Si le capitalisme est d’abord injuste, aujourd’hui il devient carrément dangereux pour le plus grand nombre. La nouvelle donne économique attribue un pouvoir illimité aux capitalistes. Grâce à la mondialisation, ils imposent maintenant la règle du moins disant social à des démocraties étranglées par le chômage. Ils ont récupéré l’essentiel du pouvoir, ils tiennent la baguette, au moment précis où la raréfaction du travail exige un pouvoir politique indispensable et fort pour pouvoir assurer la survie de tous. La survie de la majorité est menacée par le développement parallèle du chômage et de la perte imposée des solidarités. Si je propose de virer le capitalisme, c’est d’abord par instinct de survie pour cette majorité. Quelles sont les autres alternatives possibles ? Etudions deux scénarios de préservation du capitalisme, le scénario mondialiste et le scénario douanier. Le premier est séduisant mais irréaliste, le second est difficile et insuffisant pour contrer le désastre en cours.

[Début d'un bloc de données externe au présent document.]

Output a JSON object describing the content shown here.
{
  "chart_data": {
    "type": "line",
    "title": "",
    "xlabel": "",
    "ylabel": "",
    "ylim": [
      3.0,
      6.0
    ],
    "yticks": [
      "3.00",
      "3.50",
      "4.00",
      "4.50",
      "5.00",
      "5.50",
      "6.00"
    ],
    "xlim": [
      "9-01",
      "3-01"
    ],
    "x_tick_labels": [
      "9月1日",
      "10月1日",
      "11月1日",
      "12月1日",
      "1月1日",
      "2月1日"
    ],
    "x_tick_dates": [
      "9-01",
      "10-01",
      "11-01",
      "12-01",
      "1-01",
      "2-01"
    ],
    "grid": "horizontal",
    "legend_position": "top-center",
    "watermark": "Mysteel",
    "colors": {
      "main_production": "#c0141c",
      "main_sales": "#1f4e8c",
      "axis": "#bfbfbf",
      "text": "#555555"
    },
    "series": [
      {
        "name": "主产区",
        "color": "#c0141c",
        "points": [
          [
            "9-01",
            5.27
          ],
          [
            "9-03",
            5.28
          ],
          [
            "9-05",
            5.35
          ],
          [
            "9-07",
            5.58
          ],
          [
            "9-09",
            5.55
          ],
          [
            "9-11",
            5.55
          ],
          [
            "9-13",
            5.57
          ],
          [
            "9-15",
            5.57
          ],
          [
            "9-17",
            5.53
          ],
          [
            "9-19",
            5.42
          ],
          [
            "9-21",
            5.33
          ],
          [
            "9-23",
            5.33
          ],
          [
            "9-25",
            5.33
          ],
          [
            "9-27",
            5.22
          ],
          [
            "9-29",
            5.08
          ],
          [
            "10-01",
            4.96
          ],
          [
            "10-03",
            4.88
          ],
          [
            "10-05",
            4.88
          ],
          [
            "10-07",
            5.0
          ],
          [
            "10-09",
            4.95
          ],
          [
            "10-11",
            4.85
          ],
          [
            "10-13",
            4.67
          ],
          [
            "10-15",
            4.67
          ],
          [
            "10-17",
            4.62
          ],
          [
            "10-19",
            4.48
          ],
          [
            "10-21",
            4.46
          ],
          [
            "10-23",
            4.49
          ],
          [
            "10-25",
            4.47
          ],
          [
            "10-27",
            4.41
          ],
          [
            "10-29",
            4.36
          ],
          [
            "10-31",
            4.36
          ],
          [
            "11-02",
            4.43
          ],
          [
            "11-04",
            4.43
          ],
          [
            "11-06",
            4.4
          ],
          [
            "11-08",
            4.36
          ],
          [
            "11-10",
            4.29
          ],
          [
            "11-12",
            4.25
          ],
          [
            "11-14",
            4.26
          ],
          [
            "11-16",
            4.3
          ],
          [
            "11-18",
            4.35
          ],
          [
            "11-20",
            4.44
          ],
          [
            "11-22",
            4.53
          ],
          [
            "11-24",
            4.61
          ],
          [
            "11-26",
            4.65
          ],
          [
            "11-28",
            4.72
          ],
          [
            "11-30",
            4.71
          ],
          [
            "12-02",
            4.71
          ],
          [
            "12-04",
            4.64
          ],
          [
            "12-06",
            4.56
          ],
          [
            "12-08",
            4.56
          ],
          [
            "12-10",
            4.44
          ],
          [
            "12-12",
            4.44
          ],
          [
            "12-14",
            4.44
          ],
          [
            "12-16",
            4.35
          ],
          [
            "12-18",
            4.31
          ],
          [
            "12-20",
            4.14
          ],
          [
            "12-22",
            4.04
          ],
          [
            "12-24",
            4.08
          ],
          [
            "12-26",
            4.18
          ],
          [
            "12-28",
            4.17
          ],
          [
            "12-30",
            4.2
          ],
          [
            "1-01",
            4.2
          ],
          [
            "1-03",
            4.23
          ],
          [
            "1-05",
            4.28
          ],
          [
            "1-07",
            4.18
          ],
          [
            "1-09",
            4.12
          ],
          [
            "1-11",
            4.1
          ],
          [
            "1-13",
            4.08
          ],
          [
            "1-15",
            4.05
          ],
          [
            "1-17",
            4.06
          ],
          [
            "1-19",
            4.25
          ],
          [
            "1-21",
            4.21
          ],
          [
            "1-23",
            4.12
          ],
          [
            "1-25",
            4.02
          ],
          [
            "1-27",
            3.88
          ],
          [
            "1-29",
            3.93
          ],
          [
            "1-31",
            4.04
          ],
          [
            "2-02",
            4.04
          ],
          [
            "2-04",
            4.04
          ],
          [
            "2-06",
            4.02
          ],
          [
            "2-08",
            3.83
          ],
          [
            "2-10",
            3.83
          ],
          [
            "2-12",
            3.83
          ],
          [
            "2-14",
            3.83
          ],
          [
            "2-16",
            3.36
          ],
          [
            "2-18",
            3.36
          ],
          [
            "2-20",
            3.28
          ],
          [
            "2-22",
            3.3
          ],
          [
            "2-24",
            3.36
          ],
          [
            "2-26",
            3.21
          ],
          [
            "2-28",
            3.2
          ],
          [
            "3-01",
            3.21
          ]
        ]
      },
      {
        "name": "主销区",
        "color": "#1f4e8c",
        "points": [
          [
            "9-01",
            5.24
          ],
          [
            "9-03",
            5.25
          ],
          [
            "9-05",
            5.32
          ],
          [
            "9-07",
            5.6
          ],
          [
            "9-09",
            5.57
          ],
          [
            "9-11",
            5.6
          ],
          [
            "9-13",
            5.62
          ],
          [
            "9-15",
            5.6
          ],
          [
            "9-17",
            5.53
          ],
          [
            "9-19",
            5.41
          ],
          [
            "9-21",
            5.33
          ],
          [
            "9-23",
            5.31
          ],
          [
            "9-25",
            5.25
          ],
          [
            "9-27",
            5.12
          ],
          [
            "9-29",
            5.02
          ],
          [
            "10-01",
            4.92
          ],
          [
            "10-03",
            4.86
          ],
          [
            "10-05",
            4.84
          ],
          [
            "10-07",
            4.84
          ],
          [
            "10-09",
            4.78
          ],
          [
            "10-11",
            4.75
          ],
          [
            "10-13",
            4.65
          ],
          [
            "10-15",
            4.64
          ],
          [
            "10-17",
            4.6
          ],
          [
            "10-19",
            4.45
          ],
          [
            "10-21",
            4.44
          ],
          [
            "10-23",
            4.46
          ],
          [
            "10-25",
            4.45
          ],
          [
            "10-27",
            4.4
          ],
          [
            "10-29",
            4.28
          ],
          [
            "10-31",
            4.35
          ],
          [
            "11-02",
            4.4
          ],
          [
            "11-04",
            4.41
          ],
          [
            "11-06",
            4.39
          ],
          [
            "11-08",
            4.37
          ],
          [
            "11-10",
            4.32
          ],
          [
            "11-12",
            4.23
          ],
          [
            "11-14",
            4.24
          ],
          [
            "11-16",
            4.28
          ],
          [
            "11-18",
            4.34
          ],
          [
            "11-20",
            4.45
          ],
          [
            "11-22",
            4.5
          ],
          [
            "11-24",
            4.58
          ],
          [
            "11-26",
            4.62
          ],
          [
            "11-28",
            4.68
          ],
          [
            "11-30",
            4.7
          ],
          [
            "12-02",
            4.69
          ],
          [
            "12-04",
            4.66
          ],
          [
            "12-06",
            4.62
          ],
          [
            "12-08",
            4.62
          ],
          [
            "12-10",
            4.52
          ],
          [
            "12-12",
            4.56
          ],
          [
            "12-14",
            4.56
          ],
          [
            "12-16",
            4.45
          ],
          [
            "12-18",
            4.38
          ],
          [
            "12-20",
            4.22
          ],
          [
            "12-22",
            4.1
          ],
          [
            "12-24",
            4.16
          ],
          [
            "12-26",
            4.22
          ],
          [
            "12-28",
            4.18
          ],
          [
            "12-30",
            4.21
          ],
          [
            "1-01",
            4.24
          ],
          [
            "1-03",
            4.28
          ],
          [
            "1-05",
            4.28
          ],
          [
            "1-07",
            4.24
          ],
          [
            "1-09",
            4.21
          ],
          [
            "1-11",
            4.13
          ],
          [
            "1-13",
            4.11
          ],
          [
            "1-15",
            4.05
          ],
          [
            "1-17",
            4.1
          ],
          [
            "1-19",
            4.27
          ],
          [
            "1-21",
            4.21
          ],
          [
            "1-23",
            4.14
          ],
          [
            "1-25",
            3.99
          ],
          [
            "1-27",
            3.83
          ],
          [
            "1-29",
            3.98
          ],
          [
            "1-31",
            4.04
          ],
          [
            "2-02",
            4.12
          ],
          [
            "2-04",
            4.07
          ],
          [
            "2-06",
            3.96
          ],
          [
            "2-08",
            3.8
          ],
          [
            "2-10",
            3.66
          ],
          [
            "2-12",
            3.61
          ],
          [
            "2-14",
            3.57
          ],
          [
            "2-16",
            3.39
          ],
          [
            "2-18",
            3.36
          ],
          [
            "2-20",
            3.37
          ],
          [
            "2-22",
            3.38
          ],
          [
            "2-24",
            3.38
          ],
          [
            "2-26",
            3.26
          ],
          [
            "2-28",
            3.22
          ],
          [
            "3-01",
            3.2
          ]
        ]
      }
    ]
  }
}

Scénario mondialiste. Accélérer la mondialisation du pouvoir politique, créer un gouvernement mondial avec une social-démocratie à la clé, le rêve. Pour faire contre-pouvoir avec le capitalisme. A observer l’ONU, l’OMC ou encore l’Union Européenne, cette option est dans un futur beaucoup trop lointain. On y viendra un jour, sans doute et je le souhaite vraiment, mais il faudra attendre longtemps, les catastrophes sociales se produiront avant, la démocratie disparaîtra avant, pour cause d’excès de chômeurs. Après cinquante ans de construction, l’Europe est encore un embryon politique et pas forcément viable. Si je souhaite que le mouvement s’accélère, je n’arrive plus à rêver à ce scénario-là.
Scénario douanier. Et si nous coupions les ailes internationales de l’économie ? Pour revenir à un système économique en phase avec le niveau politique, filtrer les frontières économiques avec une refonte et une renaissance du système douanier, essayer de redonner la primauté au politique en empêchant l’économique d’aller voir ailleurs. Ce scénario est sans doute difficile à mettre en œuvre mais il n’est pas impossible. Je tiens aussi développer cette idée, au nom du droit à une concurrence libre et réellement non faussée, au nom du libéralisme. Faux paradoxe, le néolibéralisme actuel est simplement un mauvais libéralisme. Je suis peut-être le seul à promouvoir les douanes au nom du libéralisme, c’est mon côté martien. Ce retour du douanier suffira-t-il à endiguer la mainmise du capitalisme sur l’économie ? Je ne le crois pas, la puissance de feu du capitalisme est considérable, les capitaux mondialisés si mobiles resteront-ils là où le néolibéralisme sera combattu ? Le scénario douanier est un scénario intéressant mais je crois qu’il aboutit lui aussi à une confrontation avec le capitalisme. En régime capitaliste, quand les capitalistes s’en vont, l’économie se casse la figure, c’est mathématique.
Résumons. Le scénario mondialiste est irréaliste car trop lent à émerger pour éviter les désastres sociaux, le scénario douanier est intéressant mais il est insuffisant. La véritable issue de secours, je n’en vois pas d’autres, c’est la sortie du capitalisme, à moins d’accepter la fin de la solidarité.